1:22 p.m. ET, November 4, 2020

Markets are liking the gridlock: strategist

From CNN Business' Anneken Tappe

We still don't have a result for the election, but stocks are rallying anyway.

We have an environment where we have some gridlock, and I think the market thinks gridlock is a positive thing," Greg Valliere, chief US policy strategist at AGF Investments, told Alison Kosik on the CNN Business' digital live show Markets Now.

But the gridlock he refers to isn't the uncertainty about who will take the White House, but rather the likelihood that the Republican party will keep control of the Senate, while Joe Biden could become the next President.

For the market, this might mean moderate outcomes on the whole, and that's a positive.

"For the market, the threat of big new tax increases has dissipated," Valliere said.

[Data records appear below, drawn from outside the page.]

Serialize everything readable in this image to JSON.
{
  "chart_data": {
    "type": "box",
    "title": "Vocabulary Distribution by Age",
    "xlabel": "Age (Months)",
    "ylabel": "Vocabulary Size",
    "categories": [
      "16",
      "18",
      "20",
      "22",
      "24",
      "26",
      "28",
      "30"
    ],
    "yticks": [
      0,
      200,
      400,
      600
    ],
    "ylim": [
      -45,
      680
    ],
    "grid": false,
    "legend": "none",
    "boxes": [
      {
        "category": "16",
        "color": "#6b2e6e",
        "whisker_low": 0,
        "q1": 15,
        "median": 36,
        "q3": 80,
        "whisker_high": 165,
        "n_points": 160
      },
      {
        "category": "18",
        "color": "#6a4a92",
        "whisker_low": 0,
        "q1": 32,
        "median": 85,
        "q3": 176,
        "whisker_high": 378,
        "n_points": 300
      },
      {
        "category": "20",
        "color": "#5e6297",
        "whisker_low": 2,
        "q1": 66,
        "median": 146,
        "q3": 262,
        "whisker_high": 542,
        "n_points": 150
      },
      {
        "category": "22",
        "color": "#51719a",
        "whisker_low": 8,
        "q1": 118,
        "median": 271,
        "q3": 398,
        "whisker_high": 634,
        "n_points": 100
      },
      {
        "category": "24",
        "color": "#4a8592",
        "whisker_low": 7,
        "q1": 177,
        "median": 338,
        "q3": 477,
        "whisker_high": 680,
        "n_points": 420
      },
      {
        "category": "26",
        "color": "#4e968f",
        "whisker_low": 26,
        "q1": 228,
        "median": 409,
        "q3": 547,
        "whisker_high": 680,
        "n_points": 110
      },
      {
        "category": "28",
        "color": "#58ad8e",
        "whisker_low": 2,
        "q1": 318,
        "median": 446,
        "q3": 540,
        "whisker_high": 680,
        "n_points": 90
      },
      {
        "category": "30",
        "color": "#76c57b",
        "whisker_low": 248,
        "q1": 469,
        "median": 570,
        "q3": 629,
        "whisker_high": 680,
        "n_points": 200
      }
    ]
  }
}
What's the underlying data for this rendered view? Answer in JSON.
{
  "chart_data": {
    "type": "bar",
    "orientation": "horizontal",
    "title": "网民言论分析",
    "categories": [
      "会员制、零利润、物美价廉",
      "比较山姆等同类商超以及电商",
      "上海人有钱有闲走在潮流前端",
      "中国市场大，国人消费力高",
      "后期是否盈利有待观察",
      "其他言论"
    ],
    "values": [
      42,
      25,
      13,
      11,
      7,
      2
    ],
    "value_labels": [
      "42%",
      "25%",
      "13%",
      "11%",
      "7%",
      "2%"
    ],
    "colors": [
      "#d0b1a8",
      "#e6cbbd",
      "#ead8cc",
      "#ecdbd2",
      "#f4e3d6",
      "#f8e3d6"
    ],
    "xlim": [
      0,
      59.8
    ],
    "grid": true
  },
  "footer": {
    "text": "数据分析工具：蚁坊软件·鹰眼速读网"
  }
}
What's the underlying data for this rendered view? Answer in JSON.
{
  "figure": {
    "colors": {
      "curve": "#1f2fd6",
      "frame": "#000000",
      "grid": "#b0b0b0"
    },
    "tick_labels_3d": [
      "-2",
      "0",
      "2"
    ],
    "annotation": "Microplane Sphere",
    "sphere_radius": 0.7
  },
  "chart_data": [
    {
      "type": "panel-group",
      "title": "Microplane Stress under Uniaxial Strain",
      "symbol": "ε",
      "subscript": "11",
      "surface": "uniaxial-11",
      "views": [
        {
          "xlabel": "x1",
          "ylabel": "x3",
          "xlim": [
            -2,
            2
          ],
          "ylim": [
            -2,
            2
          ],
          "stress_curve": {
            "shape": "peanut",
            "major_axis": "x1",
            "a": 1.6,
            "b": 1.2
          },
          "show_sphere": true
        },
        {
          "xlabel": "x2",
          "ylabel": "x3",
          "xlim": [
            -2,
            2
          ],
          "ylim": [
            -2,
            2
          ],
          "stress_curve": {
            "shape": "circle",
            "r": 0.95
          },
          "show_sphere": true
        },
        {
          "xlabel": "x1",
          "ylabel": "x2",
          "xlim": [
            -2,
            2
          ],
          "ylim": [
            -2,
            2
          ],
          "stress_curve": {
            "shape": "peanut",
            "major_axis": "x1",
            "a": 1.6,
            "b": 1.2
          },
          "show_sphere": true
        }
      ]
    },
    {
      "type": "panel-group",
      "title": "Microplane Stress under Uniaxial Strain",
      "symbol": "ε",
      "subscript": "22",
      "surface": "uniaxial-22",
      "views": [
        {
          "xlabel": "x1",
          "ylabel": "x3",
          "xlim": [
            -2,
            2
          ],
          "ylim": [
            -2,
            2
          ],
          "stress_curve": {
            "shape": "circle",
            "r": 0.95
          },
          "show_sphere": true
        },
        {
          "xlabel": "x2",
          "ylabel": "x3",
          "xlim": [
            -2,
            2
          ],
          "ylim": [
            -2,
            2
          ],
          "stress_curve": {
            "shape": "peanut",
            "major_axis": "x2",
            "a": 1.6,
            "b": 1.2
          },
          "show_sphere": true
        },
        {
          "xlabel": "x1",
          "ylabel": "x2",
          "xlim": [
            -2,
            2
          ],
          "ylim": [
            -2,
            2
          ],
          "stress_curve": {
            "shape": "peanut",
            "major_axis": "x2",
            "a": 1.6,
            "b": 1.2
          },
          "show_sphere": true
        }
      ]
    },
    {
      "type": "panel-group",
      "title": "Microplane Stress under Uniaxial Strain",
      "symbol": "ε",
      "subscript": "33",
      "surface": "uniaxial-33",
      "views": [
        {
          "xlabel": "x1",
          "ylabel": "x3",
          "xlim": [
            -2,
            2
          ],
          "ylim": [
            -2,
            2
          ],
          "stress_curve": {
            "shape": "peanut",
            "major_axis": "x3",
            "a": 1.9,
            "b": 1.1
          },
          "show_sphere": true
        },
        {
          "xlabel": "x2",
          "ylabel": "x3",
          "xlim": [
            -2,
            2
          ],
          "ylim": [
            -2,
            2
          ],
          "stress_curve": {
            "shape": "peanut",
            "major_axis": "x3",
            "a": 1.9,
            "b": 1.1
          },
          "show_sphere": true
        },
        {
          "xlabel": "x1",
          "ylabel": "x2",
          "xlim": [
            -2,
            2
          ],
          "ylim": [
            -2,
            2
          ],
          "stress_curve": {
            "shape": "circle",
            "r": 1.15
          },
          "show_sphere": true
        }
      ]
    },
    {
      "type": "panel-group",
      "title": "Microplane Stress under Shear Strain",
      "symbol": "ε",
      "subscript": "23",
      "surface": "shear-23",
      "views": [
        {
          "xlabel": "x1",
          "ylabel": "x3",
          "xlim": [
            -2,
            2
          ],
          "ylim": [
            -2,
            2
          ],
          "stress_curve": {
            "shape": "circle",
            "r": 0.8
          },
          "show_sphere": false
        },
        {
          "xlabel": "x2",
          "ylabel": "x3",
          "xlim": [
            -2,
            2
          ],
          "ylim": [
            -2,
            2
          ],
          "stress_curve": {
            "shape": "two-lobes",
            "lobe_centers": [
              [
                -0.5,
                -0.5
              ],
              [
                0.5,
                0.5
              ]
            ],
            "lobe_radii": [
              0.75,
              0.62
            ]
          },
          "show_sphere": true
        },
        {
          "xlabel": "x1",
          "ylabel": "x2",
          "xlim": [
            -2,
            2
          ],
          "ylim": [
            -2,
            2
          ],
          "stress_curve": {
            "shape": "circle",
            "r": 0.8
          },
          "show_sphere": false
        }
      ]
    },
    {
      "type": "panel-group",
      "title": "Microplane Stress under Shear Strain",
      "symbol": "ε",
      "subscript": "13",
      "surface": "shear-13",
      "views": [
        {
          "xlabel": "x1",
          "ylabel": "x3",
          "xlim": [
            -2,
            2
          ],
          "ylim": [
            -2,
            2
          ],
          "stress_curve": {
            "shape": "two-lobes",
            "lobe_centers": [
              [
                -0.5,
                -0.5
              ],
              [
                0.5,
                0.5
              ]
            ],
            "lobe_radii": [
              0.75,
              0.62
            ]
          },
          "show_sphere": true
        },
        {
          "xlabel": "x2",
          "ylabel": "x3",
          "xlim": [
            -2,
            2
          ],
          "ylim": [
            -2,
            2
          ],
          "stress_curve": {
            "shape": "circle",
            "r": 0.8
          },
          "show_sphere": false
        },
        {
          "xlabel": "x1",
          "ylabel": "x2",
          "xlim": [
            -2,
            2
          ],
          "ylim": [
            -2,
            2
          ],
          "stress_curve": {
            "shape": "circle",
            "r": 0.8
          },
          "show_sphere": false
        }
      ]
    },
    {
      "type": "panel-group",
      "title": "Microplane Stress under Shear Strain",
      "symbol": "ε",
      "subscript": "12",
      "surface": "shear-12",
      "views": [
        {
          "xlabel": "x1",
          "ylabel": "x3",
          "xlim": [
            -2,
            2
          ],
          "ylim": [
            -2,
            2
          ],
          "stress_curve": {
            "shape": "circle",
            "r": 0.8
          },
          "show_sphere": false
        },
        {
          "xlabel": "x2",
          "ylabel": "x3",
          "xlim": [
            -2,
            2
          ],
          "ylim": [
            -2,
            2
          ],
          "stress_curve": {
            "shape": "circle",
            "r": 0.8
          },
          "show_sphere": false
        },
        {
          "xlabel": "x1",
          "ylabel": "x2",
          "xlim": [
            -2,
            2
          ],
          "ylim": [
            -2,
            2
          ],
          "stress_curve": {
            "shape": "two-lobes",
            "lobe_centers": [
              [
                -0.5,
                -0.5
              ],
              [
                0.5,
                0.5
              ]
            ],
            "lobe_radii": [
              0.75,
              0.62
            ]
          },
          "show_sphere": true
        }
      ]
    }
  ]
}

1:37 p.m. ET, November 4, 2020

Big Techs are soaring -- just like the past 4 years

From CNN Business' Paul R. La Monica

Will it be same as it ever was for the tech giants, no matter who wins the election? The political talking heads might still be trying to figure out the election results -- but some of the Nasdaq's top stocks are rallying nonetheless.

The stocks of all five FAANGs -- as well as Microsoft (MSFT) -- were up between 4% and 8% in midday trading Wednesday. Tesla (TSLA) was not taking part in the post-election rally, with shares trading flat.

It's been a stunning four years of stock gains for Facebook (FB), Amazon (AMZN), Apple (AAPL), Netflix (NFLX), Google owner Alphabet (GOOGL), Microsoft and Tesla.

This magnificent seven of the Nasdaq is now worth about $7.9 trillion combined -- even though Trump has often been at odds with Big Tech over issues like immigration, tariffs and the president's complaints about the growing competitive clout of some of these companies.

Four years ago, this septet had a collective market value of just $2.4 trillion.